Paper title: Large-Scale Matrix Factorization with Distributed Stochastic Gradient Descent (summary)
Name of journal or conference: 17th ACM SIGKDD Conference on Knowledge Discovery and Data Mining (KDD '11)
Authors and affiliations: Rainer Gemulla (Max Planck Institute- Saarbrucken), Peter Haas (IBM Research - Almaden), Erik Nijkamp (IBM Research - Almaden), Yannis Sismanis (IBM Research - Almaden)
Summary: This paper was delivered at SIGKDD 2011 (a PIC top quality conference). It describes a novel approach to scaling up low-rank matrix-factorization (MF) algorithms to massive data. MF problems are fundamental to a variety of knowledge discovery tasks, such as keyword search, news personalization and recommendation systems. They have been used to solve a variety of client problems over the past few years.
Rather than simply implementing an embarrassingly parallel algorithm, as with prior work, the authors have taken an algorithm (stochastic gradient descent) known to have superior performance in sequential settings and parallelized it using a novel data stratification approach. It is hard to implement it in a distributed fashion due to the sequential dependence between consecutive updates.
The paper noted a key insight, the interchangeability of instances for stochastic gradient descent (SGD) when dealing with matrix factorization models. This leads to the first fully distributed (in both data and model parameters) and "generic" (w.r.t. loss function) matrix factorization algorithm.
An abbreviated version of this paper subsequently won the Best Paper Award at the 2011 NIPS Big Learning Workshop. The authors were invited to talk about their results at EBay and to Michael Jordan's group at UC Berkeley, received requests for the code from the Netezza development team and contributed the code to a client engagement with Bank of China. The approach taken by the authors will likely influence other efforts in the parallel ML area.
Paper title: Organic Packages with Embedded Phased-Array Antennas for 60-GHz Wireless Chipsets (access full pdf)
Name of journal or conference: IEEE Transactions on Components, Packaging and Manufacturing Technology
Authors and affiliations: Dong Gun Kam, Duixian Liu, Arun Natarajan, Scott Reynolds, Brian Floyd (IBM Research - Watson)
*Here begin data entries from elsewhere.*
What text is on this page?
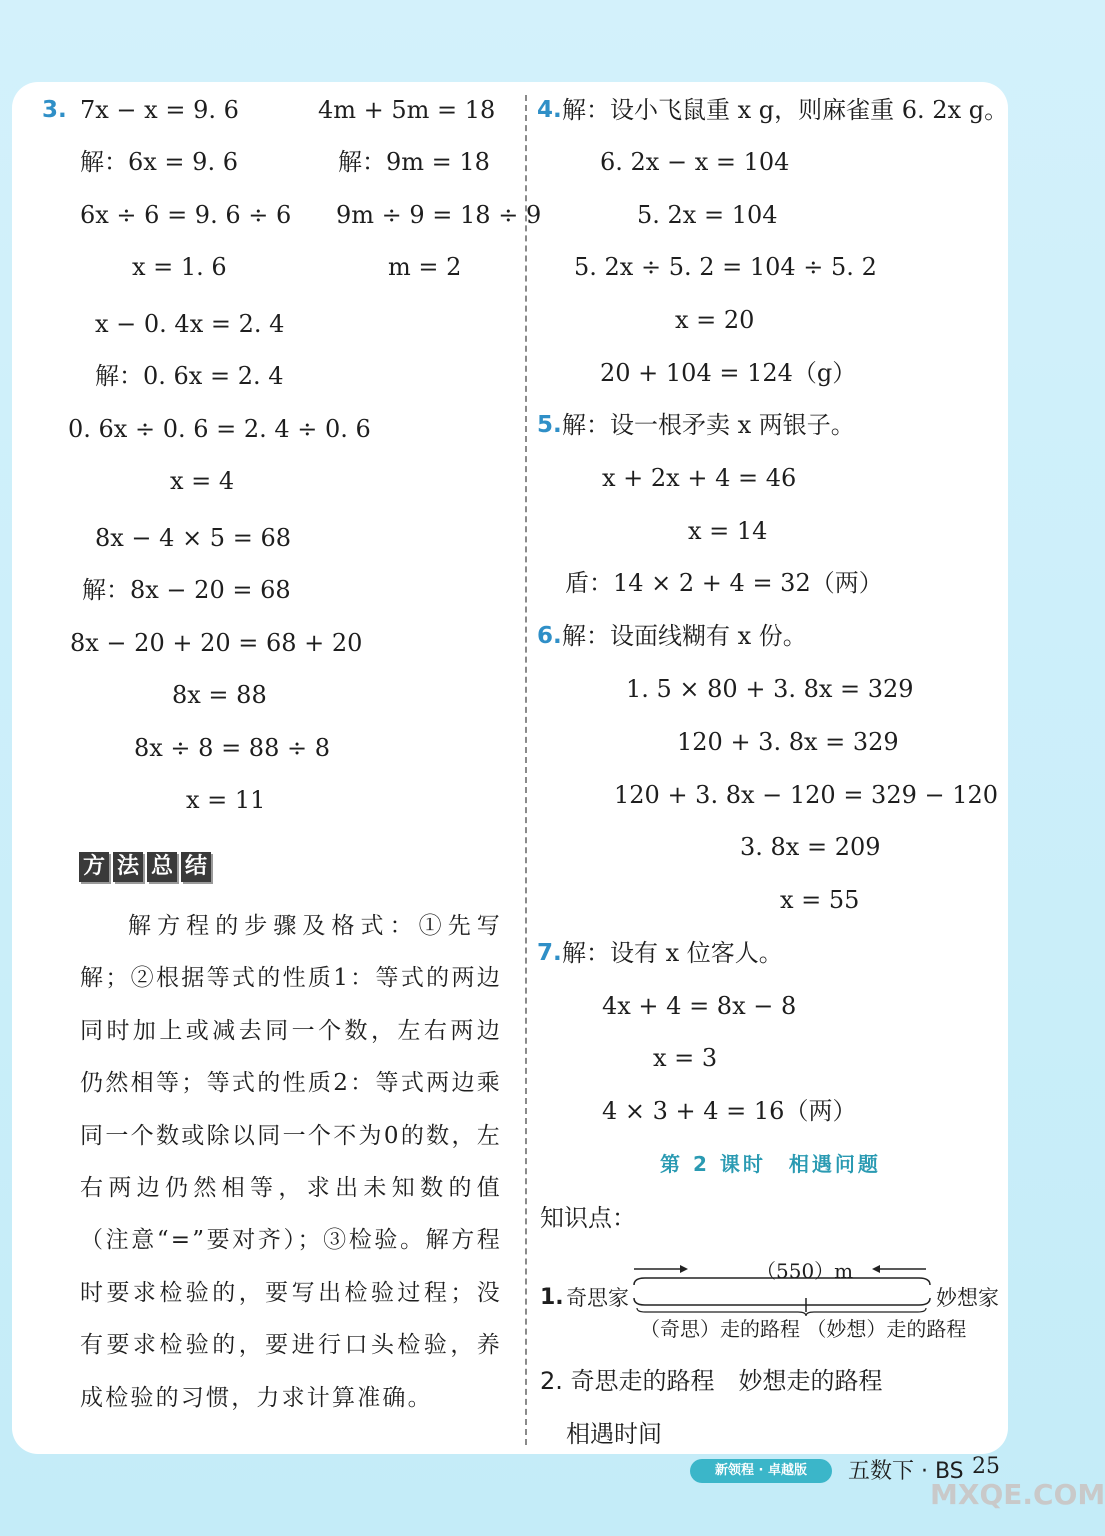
3. 7x − x = 9. 6
解：6x = 9. 6
6x ÷ 6 = 9. 6 ÷ 6
x = 1. 6
4m + 5m = 18
解：9m = 18
9m ÷ 9 = 18 ÷ 9
m = 2
x − 0. 4x = 2. 4
解：0. 6x = 2. 4
0. 6x ÷ 0. 6 = 2. 4 ÷ 0. 6
x = 4
8x − 4 × 5 = 68
解：8x − 20 = 68
8x − 20 + 20 = 68 + 20
8x = 88
8x ÷ 8 = 88 ÷ 8
x = 11
方 法 总 结
解方程的步骤及格式：①先写解；②根据等式的性质1：等式的两边同时加上或减去同一个数，左右两边仍然相等；等式的性质2：等式两边乘同一个数或除以同一个不为0的数，左右两边仍然相等，求出未知数的值（注意“=”要对齐）；③检验。解方程时要求检验的，要写出检验过程；没有要求检验的，要进行口头检验，养成检验的习惯，力求计算准确。
4. 解：设小飞鼠重 x g，则麻雀重 6. 2x g。
6. 2x − x = 104
5. 2x = 104
5. 2x ÷ 5. 2 = 104 ÷ 5. 2
x = 20
20 + 104 = 124（g）
5. 解：设一根矛卖 x 两银子。
x + 2x + 4 = 46
x = 14
盾：14 × 2 + 4 = 32（两）
6. 解：设面线糊有 x 份。
1. 5 × 80 + 3. 8x = 329
120 + 3. 8x = 329
120 + 3. 8x − 120 = 329 − 120
3. 8x = 209
x = 55
7. 解：设有 x 位客人。
4x + 4 = 8x − 8
x = 3
4 × 3 + 4 = 16（两）
第 2 课时　相遇问题
知识点：
（550）m
1. 奇思家	妙想家
（奇思）走的路程 （妙想）走的路程
2. 奇思走的路程　妙想走的路程
相遇时间
新领程 · 卓越版	五数下 · BS 25
MXQE.COM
Summary: The 60-GHz band supports multi-Gb/s wireless communication, leveraging the large amount of available and unlicensed bandwidth and attracting potential large-volume applications such as uncompressed high-definition video streaming and wireless docking stations for laptops. For the 60-GHz market to flourish, both low-cost semiconductor and low-cost antenna and packaging solutions are required.
The main contribution of this paper is that it showcases the first hardware demonstration of a low-cost 60-GHz antenna-in-package solution that uses standard organic printed circuit board processes and flip-chip technology.
The package includes sixteen phased-array antennas, an open cavity for housing the flip-chip attached RF chip and interconnects operating at DC–66 GHz. The packaged transmitter and receiver chipsets have demonstrated beam-steered, non-line-of sight links with data rates up to 5.3 Gb/s.
While the end result, a low-cost antenna-in-package (AiP) solution, is the primary object of the paper, the design and simulation techniques underlying this design -- and their integration to produce the end result -- represent a truly outstanding engineering accomplishment.